La question se pose avec d'autant plus de force qu'il est enseigné dans la Guémara[9] que si certains Sages pensent que les trois prières ont été instituées par les Patriarches d'autres, par contre, pensent qu'elles l'ont été en regard des sacrifices quotidiens. Le Rambam[10] tranche selon ce dernier avis.

Nous sommes donc en droit de poser la question : si les prières journalières ont été instituées en regard des sacrifices journaliers, continuera-t-on à prier après la venue du Machia'h  et le retour du service du Temple ?

En fait, le 'Hida explique[11] les prières ont été instituées « en regard » (כנגד) des sacrifices et pas « à la place » (במקום). La fonction première de la téfila, c'est servir D.ieu, se rapprocher de Lui. Ceci ne peut disparaître à l'avènement de la Guéoula. On pourrait même rajouter que c'est justement à ce moment là, lorsque notre esprit sera pur que nous pourrons vraiment prier comme jamais.

Le 'Hida étaye ses propos en ramenant une Guémara[12] qui prouve sans équivoque que les Tanaïm  (Sages de la Michna) priaient les trois Téfilot alors que le Temple était encore debout.

Mais il reste tout de même le problème du texte de la prière. Le Midrach[13] nous enseigne : “Toutes les prières seront annulées à la fin des temps, mais pas celles de la reconnaissance et des remerciements (הודאה).” Le Aboudraham[14] explique que nous n'auront pas besoin de prier pour les choses du monde car l'abondance sera de mise. Nous n'aurons qu'à remercier le Tout-Puissant.

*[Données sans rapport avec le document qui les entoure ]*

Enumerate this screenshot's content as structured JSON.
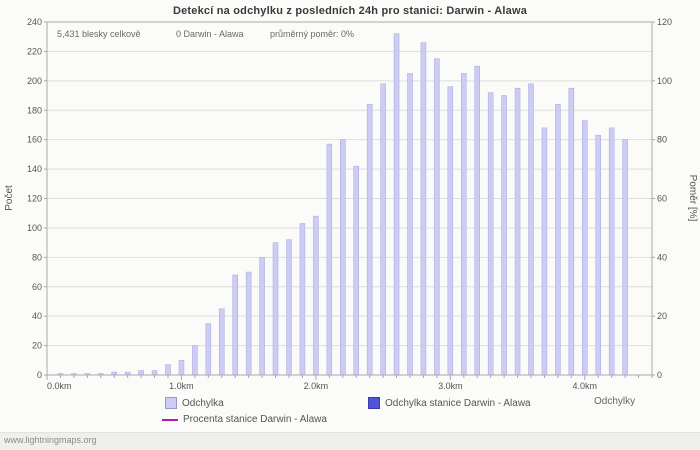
{
  "page": {
    "title": "Detekcí na odchylku z posledních 24h pro stanici: Darwin - Alawa",
    "footer": "www.lightningmaps.org"
  },
  "annotations": {
    "total": "5,431 blesky celkově",
    "station": "0 Darwin - Alawa",
    "ratio": "průměrný poměr: 0%"
  },
  "axes": {
    "left_label": "Počet",
    "right_label": "Poměr [%]",
    "x_label": "Odchylky",
    "left_ticks": [
      0,
      20,
      40,
      60,
      80,
      100,
      120,
      140,
      160,
      180,
      200,
      220,
      240
    ],
    "right_ticks": [
      0,
      20,
      40,
      60,
      80,
      100,
      120
    ],
    "x_ticks": [
      {
        "km": 0,
        "label": "0.0km"
      },
      {
        "km": 1,
        "label": "1.0km"
      },
      {
        "km": 2,
        "label": "2.0km"
      },
      {
        "km": 3,
        "label": "3.0km"
      },
      {
        "km": 4,
        "label": "4.0km"
      }
    ]
  },
  "legend": {
    "deviation_label": "Odchylka",
    "station_label": "Odchylka stanice Darwin - Alawa",
    "percent_label": "Procenta stanice Darwin - Alawa",
    "deviation_color": "#ccccf4",
    "station_color": "#5353d6",
    "percent_color": "#b517b5"
  },
  "chart_data": {
    "type": "bar",
    "title": "Detekcí na odchylku z posledních 24h pro stanici: Darwin - Alawa",
    "xlabel": "Odchylky",
    "ylabel_left": "Počet",
    "ylabel_right": "Poměr [%]",
    "x_unit": "km",
    "x_start": 0.1,
    "x_step": 0.1,
    "x_plot_max": 4.5,
    "ylim_left": [
      0,
      240
    ],
    "ylim_right": [
      0,
      120
    ],
    "grid": true,
    "bar_color": "#ccccf4",
    "bar_edge_color": "#a8a8dd",
    "series": [
      {
        "name": "Odchylka",
        "type": "bar",
        "color": "#ccccf4",
        "values": [
          1,
          1,
          1,
          1,
          2,
          2,
          3,
          3,
          7,
          10,
          20,
          35,
          45,
          68,
          70,
          80,
          90,
          92,
          103,
          108,
          157,
          160,
          142,
          184,
          198,
          232,
          205,
          226,
          215,
          196,
          205,
          210,
          192,
          190,
          195,
          198,
          168,
          184,
          195,
          173,
          163,
          168,
          160
        ]
      },
      {
        "name": "Odchylka stanice Darwin - Alawa",
        "type": "bar",
        "color": "#5353d6",
        "values_constant": 0
      },
      {
        "name": "Procenta stanice Darwin - Alawa",
        "type": "line",
        "color": "#b517b5",
        "values_constant_percent": 0
      }
    ],
    "annotations": {
      "total_strikes": "5,431 blesky celkově",
      "station_strikes": "0 Darwin - Alawa",
      "average_ratio": "průměrný poměr: 0%"
    }
  }
}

Pour résumer donc, la prière après la Guéoula, oui, sans aucun doute. Mais vous pourrez mettre votre Sidour habituel à la Guéniza. Il est très vraisemblable que le Sanhédrin fraîchement reconstitué nous concocte rapidement une toute nouvelle version de la prière, une prière « Guéoulatique » de louanges et de remerciements à D.ieu qui nous aura tiré de ce sombre et terrible Exil. 


[1] Minh’at Chlomo du Rav Chlomo Zalman Auerbach Chapitre 91 paragraphe 27.

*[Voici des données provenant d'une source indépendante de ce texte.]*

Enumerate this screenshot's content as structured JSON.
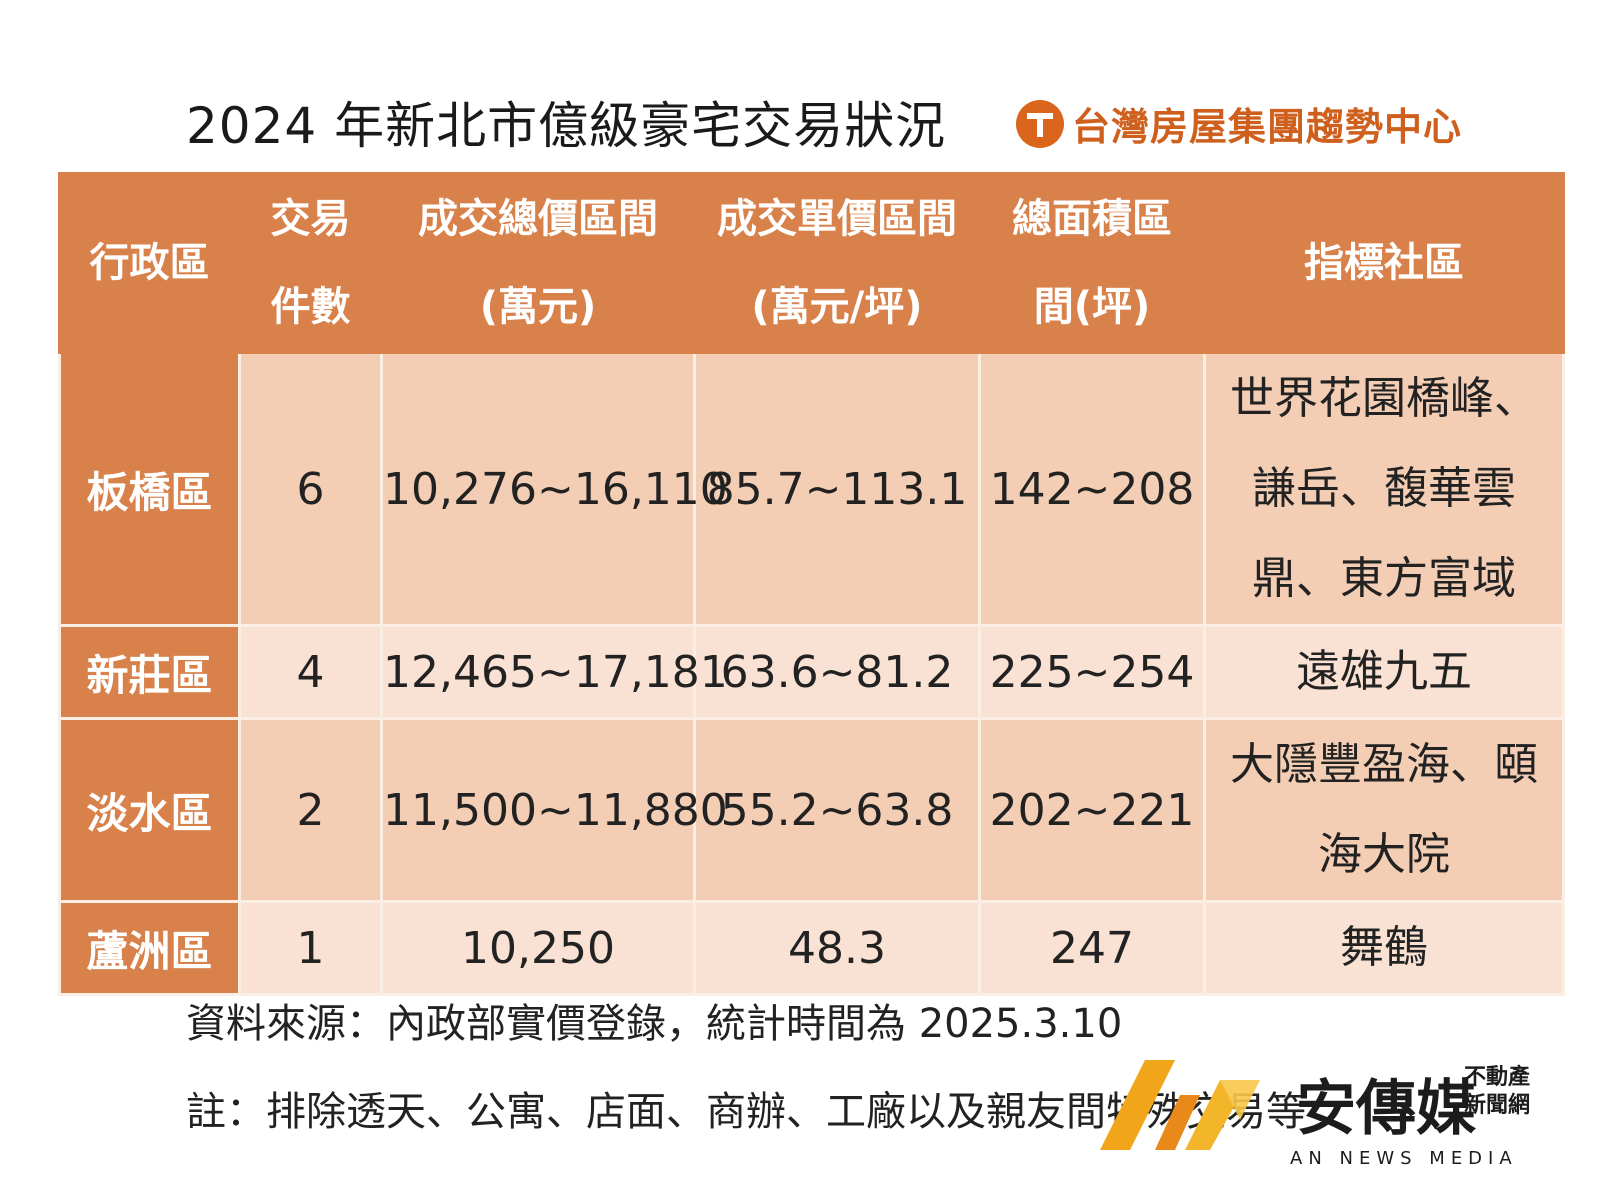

[2] Seconde partie paragraphe 42.

[3] Traité Yoma « ‘Amoud Hatéchouva » page 71a.

[4] Traité Chabbath 12b.

[5]  Lev 'Haïm, Ora'h 'Haïm paragraphe 30.

[6]  Voir notre texte Qui est le Machia'h, le Messie attendu ?

[7]  Likoutey Si'hot 18 parachat Massey-Bein Hamétsarim.

[8]  Ibid note 50 et 51.

[9]  Traité 26b.

[10] Lois sur la Téfila chapitre 1 loi 5.

[11]  Ma'hzik Brakha paragraphe 48.

[12]  Traité Souka 53a.

[13]   Vaykra Rabba Parachat Tsav 9. Yalkout Chimoni Téhilim 854.

[14]   Sidour à la fin de la Prière des jours ouvrables (שער ב') au nom du Radak.